An American, ‘divorced by email’ by his Croatian wife, hopes to win the support of Strasbourg judges when they rule on his human rights complaint later this week.

A European Court of Human Rights judgement in the case Adžić v. Croatia (no. 22643/14) will be published on Thursday 12 March.

The applicant, Miomir Adžić, is a national of the United States of America who was born in 1968 and lives in Charlotte, North Carolina (the United States of America).

Adžić’s case concerns the length of court proceedings in Croatia in response to his request for the return of his son to the United States of America.

Adžić married a Croatian national in 2008 and later that year the couple had a son. His wife and son moved to the United States of America to join him in 2009.

In 2011 Adžić’s wife and son went to Croatia for the summer. However instead of returning to America, his wife sent him an email informing him that they were to stay in Croatia and that she was seeking a divorce.

A week later Adžić began his efforts to have his son returned to him, making a request via the Croatian Ministry of Health and Social Welfare that his wife voluntarily return the boy and later requesting his return under the terms of the Hague Convention on the Civil Aspects of International Child Abduction.

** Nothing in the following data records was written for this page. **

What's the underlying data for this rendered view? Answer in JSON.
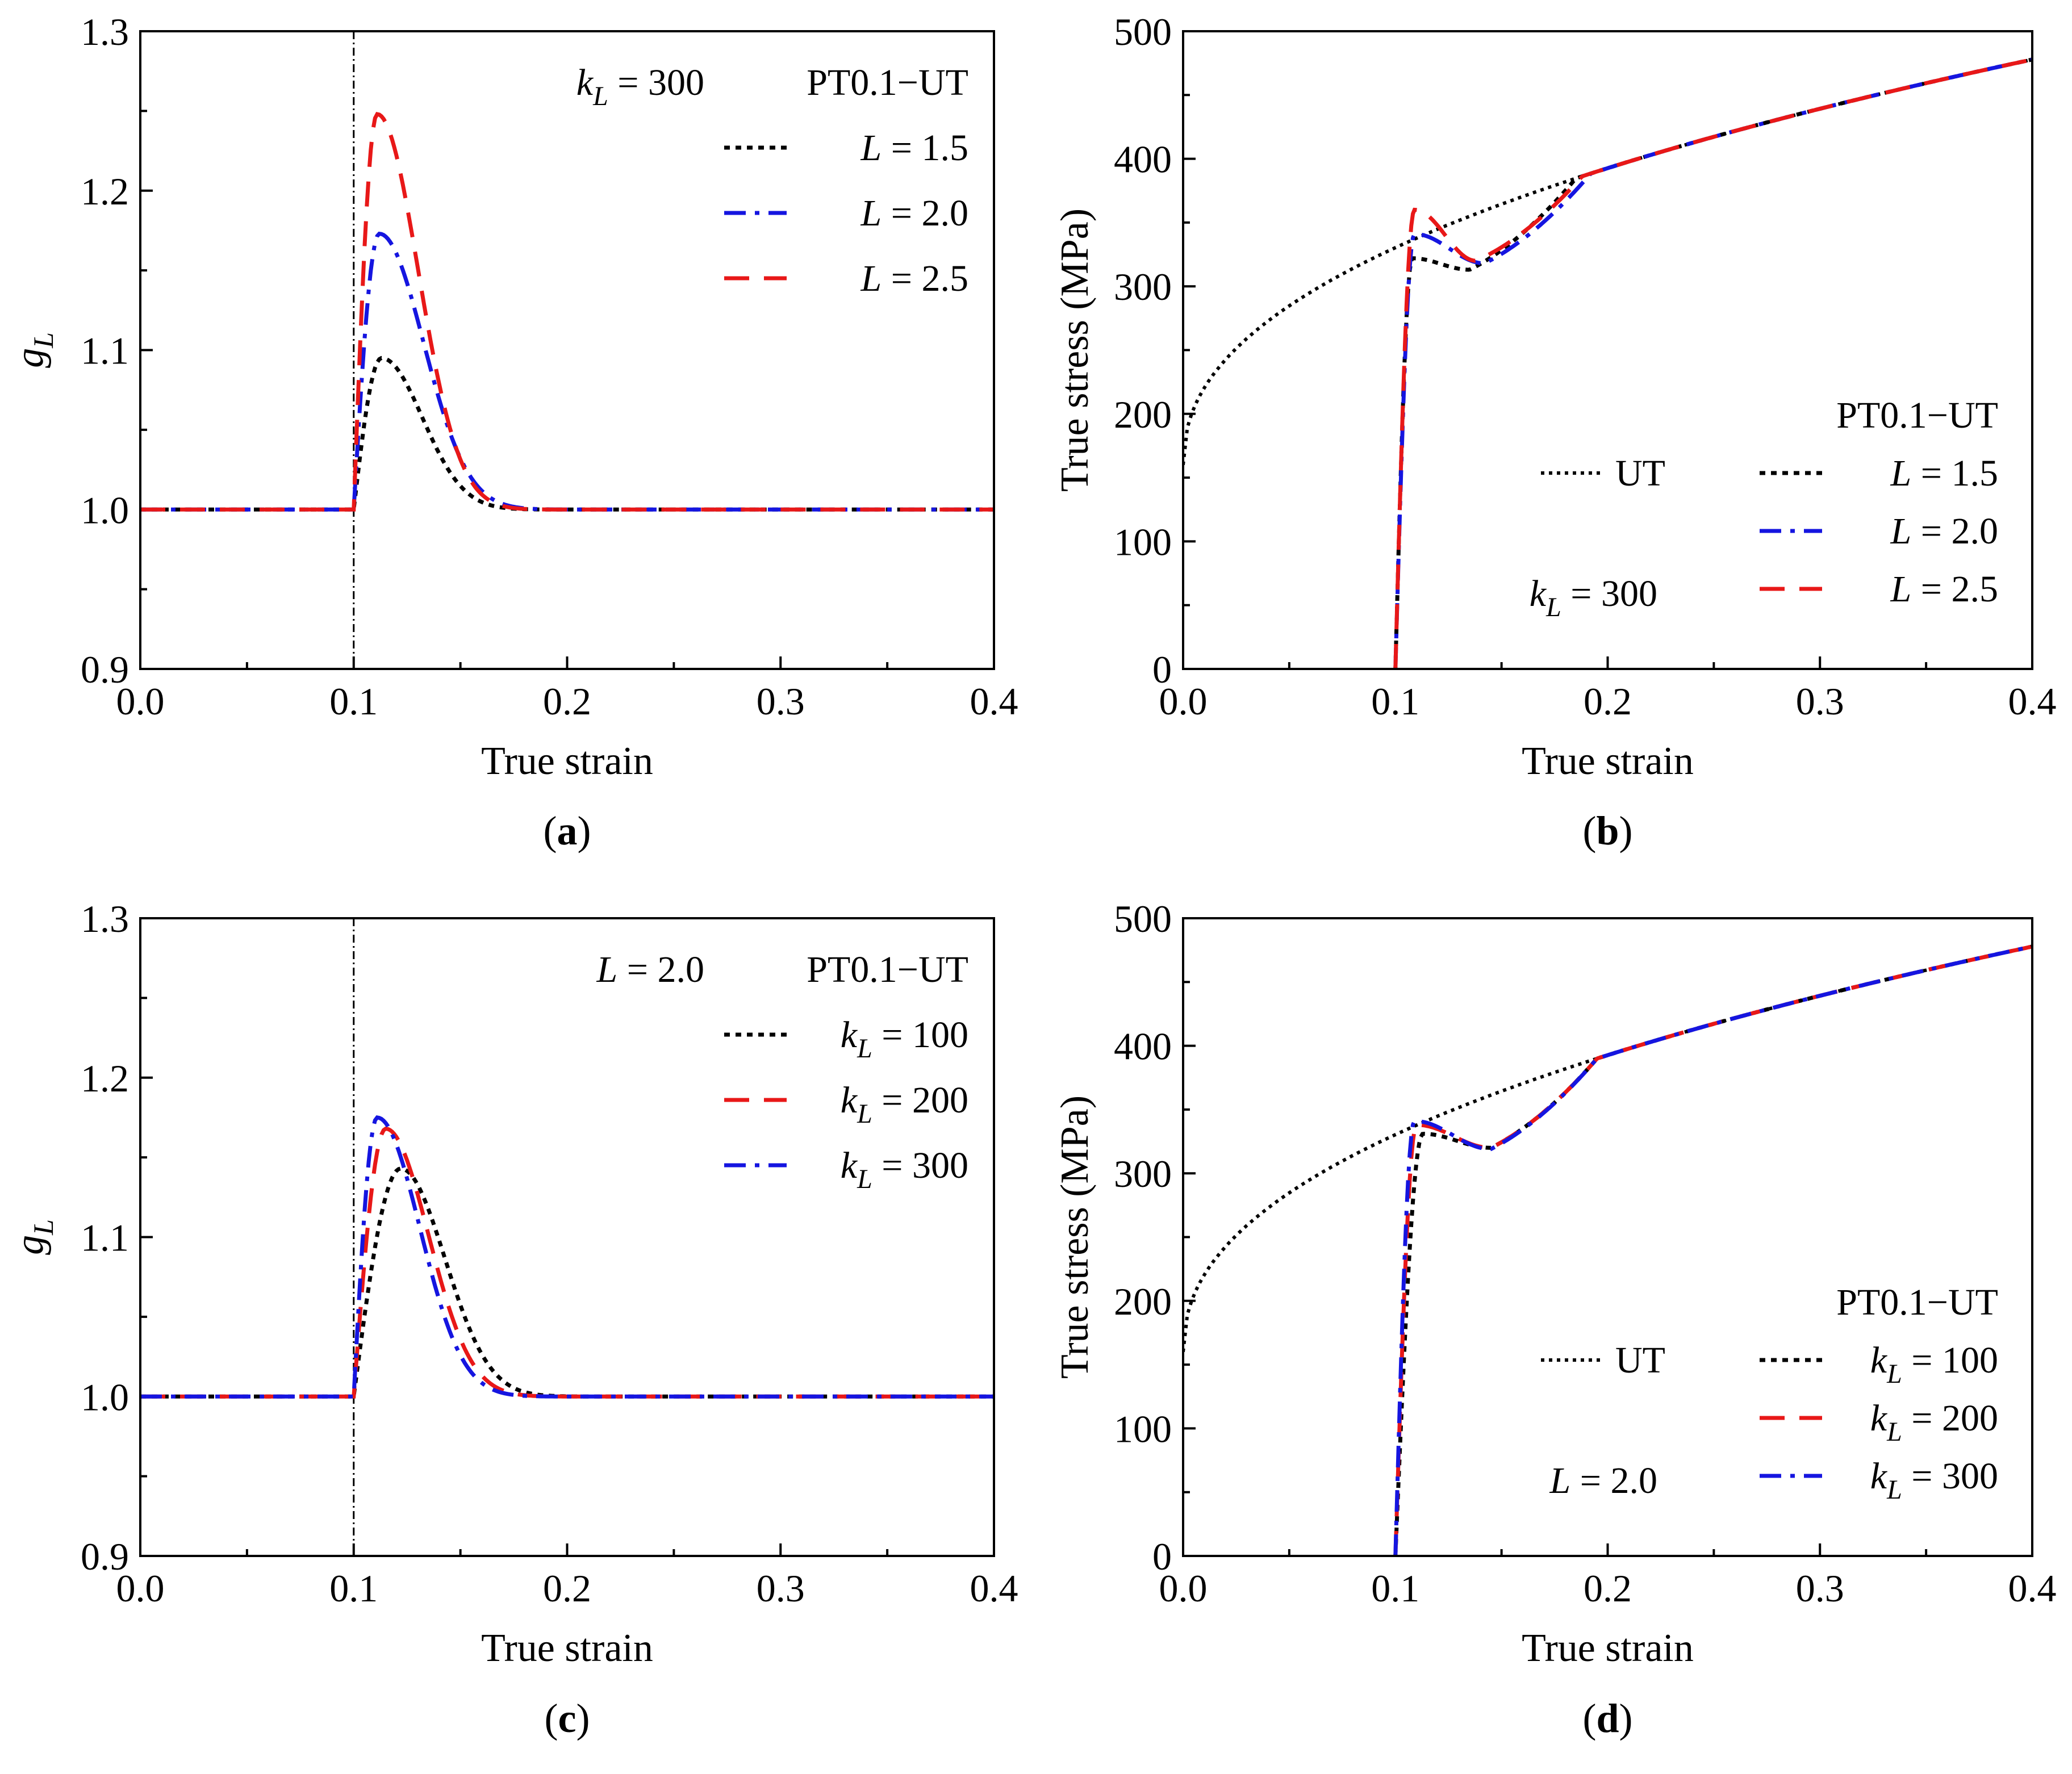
{
  "colors": {
    "black": "#000000",
    "blue": "#1515e0",
    "red": "#e81818"
  },
  "chart_data": [
    {
      "id": "a",
      "type": "line",
      "panel_label": "a",
      "xlabel": "True strain",
      "ylabel": "g",
      "ylabel_sub": "L",
      "xlim": [
        0.0,
        0.4
      ],
      "ylim": [
        0.9,
        1.3
      ],
      "xticks": [
        0.0,
        0.1,
        0.2,
        0.3,
        0.4
      ],
      "xtick_labels": [
        "0.0",
        "0.1",
        "0.2",
        "0.3",
        "0.4"
      ],
      "yticks": [
        0.9,
        1.0,
        1.1,
        1.2,
        1.3
      ],
      "ytick_labels": [
        "0.9",
        "1.0",
        "1.1",
        "1.2",
        "1.3"
      ],
      "vline_x": 0.1,
      "legend_title": "PT0.1−UT",
      "legend_entries": [
        {
          "prefix": "",
          "var": "L",
          "sub": "",
          "rest": " = 1.5",
          "series": "L15"
        },
        {
          "prefix": "",
          "var": "L",
          "sub": "",
          "rest": " = 2.0",
          "series": "L20"
        },
        {
          "prefix": "",
          "var": "L",
          "sub": "",
          "rest": " = 2.5",
          "series": "L25"
        }
      ],
      "annotation": {
        "var": "k",
        "sub": "L",
        "rest": " = 300"
      },
      "series": [
        {
          "name": "L15",
          "label": "L = 1.5",
          "color": "#000000",
          "style": "dot",
          "peak_x": 0.113,
          "peak_y": 1.095,
          "decay": 0.025
        },
        {
          "name": "L20",
          "label": "L = 2.0",
          "color": "#1515e0",
          "style": "dashdot",
          "peak_x": 0.112,
          "peak_y": 1.173,
          "decay": 0.027
        },
        {
          "name": "L25",
          "label": "L = 2.5",
          "color": "#e81818",
          "style": "dash",
          "peak_x": 0.111,
          "peak_y": 1.248,
          "decay": 0.025
        }
      ]
    },
    {
      "id": "b",
      "type": "line",
      "panel_label": "b",
      "xlabel": "True strain",
      "ylabel": "True stress (MPa)",
      "xlim": [
        0.0,
        0.4
      ],
      "ylim": [
        0,
        500
      ],
      "xticks": [
        0.0,
        0.1,
        0.2,
        0.3,
        0.4
      ],
      "xtick_labels": [
        "0.0",
        "0.1",
        "0.2",
        "0.3",
        "0.4"
      ],
      "yticks": [
        0,
        100,
        200,
        300,
        400,
        500
      ],
      "ytick_labels": [
        "0",
        "100",
        "200",
        "300",
        "400",
        "500"
      ],
      "legend_title": "PT0.1−UT",
      "ut_label": "UT",
      "legend_entries": [
        {
          "prefix": "",
          "var": "L",
          "sub": "",
          "rest": " = 1.5",
          "series": "L15"
        },
        {
          "prefix": "",
          "var": "L",
          "sub": "",
          "rest": " = 2.0",
          "series": "L20"
        },
        {
          "prefix": "",
          "var": "L",
          "sub": "",
          "rest": " = 2.5",
          "series": "L25"
        }
      ],
      "annotation": {
        "var": "k",
        "sub": "L",
        "rest": " = 300"
      },
      "ut_curve": {
        "sigma0": 160,
        "coef": 480,
        "exp": 0.45
      },
      "series": [
        {
          "name": "L15",
          "label": "L = 1.5",
          "color": "#000000",
          "style": "dot",
          "peak_x": 0.108,
          "peak_y": 322,
          "trough_x": 0.135,
          "trough_y": 313
        },
        {
          "name": "L20",
          "label": "L = 2.0",
          "color": "#1515e0",
          "style": "dashdot",
          "peak_x": 0.109,
          "peak_y": 341,
          "trough_x": 0.142,
          "trough_y": 318
        },
        {
          "name": "L25",
          "label": "L = 2.5",
          "color": "#e81818",
          "style": "dash",
          "peak_x": 0.109,
          "peak_y": 360,
          "trough_x": 0.138,
          "trough_y": 320
        }
      ]
    },
    {
      "id": "c",
      "type": "line",
      "panel_label": "c",
      "xlabel": "True strain",
      "ylabel": "g",
      "ylabel_sub": "L",
      "xlim": [
        0.0,
        0.4
      ],
      "ylim": [
        0.9,
        1.3
      ],
      "xticks": [
        0.0,
        0.1,
        0.2,
        0.3,
        0.4
      ],
      "xtick_labels": [
        "0.0",
        "0.1",
        "0.2",
        "0.3",
        "0.4"
      ],
      "yticks": [
        0.9,
        1.0,
        1.1,
        1.2,
        1.3
      ],
      "ytick_labels": [
        "0.9",
        "1.0",
        "1.1",
        "1.2",
        "1.3"
      ],
      "vline_x": 0.1,
      "legend_title": "PT0.1−UT",
      "legend_entries": [
        {
          "prefix": "",
          "var": "k",
          "sub": "L",
          "rest": " = 100",
          "series": "k100"
        },
        {
          "prefix": "",
          "var": "k",
          "sub": "L",
          "rest": " = 200",
          "series": "k200"
        },
        {
          "prefix": "",
          "var": "k",
          "sub": "L",
          "rest": " = 300",
          "series": "k300"
        }
      ],
      "annotation": {
        "var": "L",
        "sub": "",
        "rest": " = 2.0"
      },
      "series": [
        {
          "name": "k100",
          "label": "kL = 100",
          "color": "#000000",
          "style": "dot",
          "peak_x": 0.122,
          "peak_y": 1.143,
          "decay": 0.027
        },
        {
          "name": "k200",
          "label": "kL = 200",
          "color": "#e81818",
          "style": "dash",
          "peak_x": 0.115,
          "peak_y": 1.168,
          "decay": 0.026
        },
        {
          "name": "k300",
          "label": "kL = 300",
          "color": "#1515e0",
          "style": "dashdot",
          "peak_x": 0.111,
          "peak_y": 1.175,
          "decay": 0.026
        }
      ]
    },
    {
      "id": "d",
      "type": "line",
      "panel_label": "d",
      "xlabel": "True strain",
      "ylabel": "True stress (MPa)",
      "xlim": [
        0.0,
        0.4
      ],
      "ylim": [
        0,
        500
      ],
      "xticks": [
        0.0,
        0.1,
        0.2,
        0.3,
        0.4
      ],
      "xtick_labels": [
        "0.0",
        "0.1",
        "0.2",
        "0.3",
        "0.4"
      ],
      "yticks": [
        0,
        100,
        200,
        300,
        400,
        500
      ],
      "ytick_labels": [
        "0",
        "100",
        "200",
        "300",
        "400",
        "500"
      ],
      "legend_title": "PT0.1−UT",
      "ut_label": "UT",
      "legend_entries": [
        {
          "prefix": "",
          "var": "k",
          "sub": "L",
          "rest": " = 100",
          "series": "k100"
        },
        {
          "prefix": "",
          "var": "k",
          "sub": "L",
          "rest": " = 200",
          "series": "k200"
        },
        {
          "prefix": "",
          "var": "k",
          "sub": "L",
          "rest": " = 300",
          "series": "k300"
        }
      ],
      "annotation": {
        "var": "L",
        "sub": "",
        "rest": " = 2.0"
      },
      "ut_curve": {
        "sigma0": 160,
        "coef": 480,
        "exp": 0.45
      },
      "series": [
        {
          "name": "k100",
          "label": "kL = 100",
          "color": "#000000",
          "style": "dot",
          "peak_x": 0.113,
          "peak_y": 331,
          "trough_x": 0.145,
          "trough_y": 320
        },
        {
          "name": "k200",
          "label": "kL = 200",
          "color": "#e81818",
          "style": "dash",
          "peak_x": 0.11,
          "peak_y": 338,
          "trough_x": 0.145,
          "trough_y": 320
        },
        {
          "name": "k300",
          "label": "kL = 300",
          "color": "#1515e0",
          "style": "dashdot",
          "peak_x": 0.109,
          "peak_y": 341,
          "trough_x": 0.145,
          "trough_y": 319
        }
      ]
    }
  ]
}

His wife was opposed to returning the child either with or without her. The Ministry forwarded Adžić’s request to the Zagreb Municipal Court, which instituted proceedings for the return of his son.

In March 2012 this court dismissed Adžić’s request.

He successfully appealed this decision and argued for the appointment of a new judge in the case. The case was remitted and assigned to a new judge in January 2013 and new reports, expert opinions and information on the child and his welfare gathered.

In May 2014, the Zagreb Municipal Civil Court again dismissed Adžić’s case and the Zagreb County Court upheld the ruling in October 2014. The case is currently pending before the Constitutional Court.

In November 2014 the Supreme Court dismissed his parallel case which concerned the length of time it was taking to secure a proper hearing.

Relying in particular on Article 8 (right to respect for private and family life), Adžić complains about the excessive length of the proceedings – having so far lasted more than three years – for the return of his son under the Hague Convention.